I was just wondering what's the "magic" behind logarithms. Just took them in school, and I get the part that they're just the reverse of exponents but it still feels sort of like a mystery every time I solve a logarithm using a calculator. Just like how addition is the slow way of multiplication: $$6\times3 = 6 + 6 + 6$$ and multiplication is the slow way of raising something to some power: $$6^3 = 6\times6\times6$$ so surely there must some long/slow way to do logarithms that was in use before they were discovered/invented? $$(\log _{2}^{32} = 5) = ???$$

Hopefully someone can shed some light on this, it's sort of bugging me that I have no idea what goes on behind the scenes, Thanks ^^

Last edited: Oct 4, 2009
2. Oct 4, 2009

### symbolipoint

The more reliable characterization is Logarithms are exponents. Logarithms are not reverses of exponents; logarithmic functions are the inverses of exponential functions.

One first learns the rules of exponents with a common base. Derivations and exercises help to fix these rules. Later, when one studies functions, one reaches exponential functions, does some exercises, and then examines the idea of the inverse of an exponential function. Finally, one is shown the rules of logarithms, which are the same as the rules of exponents because logarithms ARE exponents. The notation appears different for logarithms than for exponents. Because this has a different appearance, students struggle with initial confusion.

Learn how to transcribe between exponential forms and logarithmic forms of equations; doing so is often very helpful:

b^x = y <------> LOG_b (y) = x [the logarithm base b of y equals x]

y = b^x is the inverse of y = LOG_b (x)

3. Oct 5, 2009

Thanks for the reply but I think I might have worded my question wrongly... I know how to use logs and I know they're the inverse of exponential functions but was wondering how exactly would one go about computing logarithms without using the log function. Like if I wanted to figure out x in $$4^x = 1024$$ without using logs and without guessing how would I do it? I guess I'm trying to find out how people solved that for x before logarithms were discovered.

The only thing close to what I was looking for is Borchardt's Algorithm: $$ln(x) \approx \frac{6\times(x - 1)}{x + 1 + 4x^{0.5}}$$
I was looking for something like that, something that allows us to solve problems that include something raised to x without logs.

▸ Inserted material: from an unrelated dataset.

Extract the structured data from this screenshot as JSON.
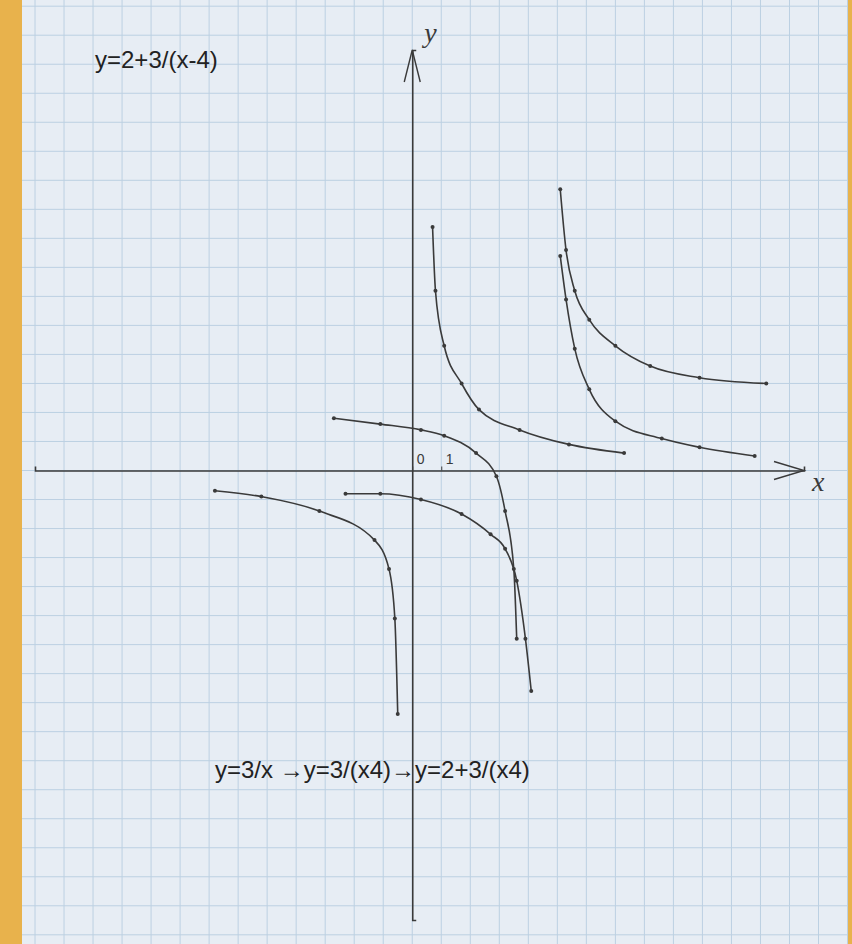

Thanks again symbolipoint but wasn't what I was looking for :)

//EDIT: What I meant by "I have no idea what goes on behind the scenes" is that I have no idea how the calculator calculates logs, surely it doesn't guess and it doesn't have a list of values ready, it must have computed my log by using a combination of more elementary processes, and that's sort of what I want to know.

Last edited: Oct 5, 2009
4. Oct 5, 2009

### HallsofIvy

You could, for example, use the Taylor's series:
$$log(1+x)= \sum_{n= 1}^\infty \frac{x^n}{n}= x+ \frac{x^2}{2}+ \frac{x^3}{3}+ \cdot\cdot\cdot$$

5. Oct 5, 2009

### HallsofIvy

You could, for example, use the Taylor's series:
$$log(1+ x)= \sum_{n=1}^\infty \frac{(-1)^{n+1}x^n}{n}= x- \frac{x^2}{2}+ \frac{x^3}{3}- \frac{x^4}{4}+ \cdot\cdot\cdot$$

6. Oct 5, 2009

### symbolipoint

HallsofIvy has given examples of Taylor Series formulas, which are developed in the study of Calculus, usually the Second Semester course of College Calculus. Look at this as a way of being motivated to keep studying Math courses at least through Calculus 2.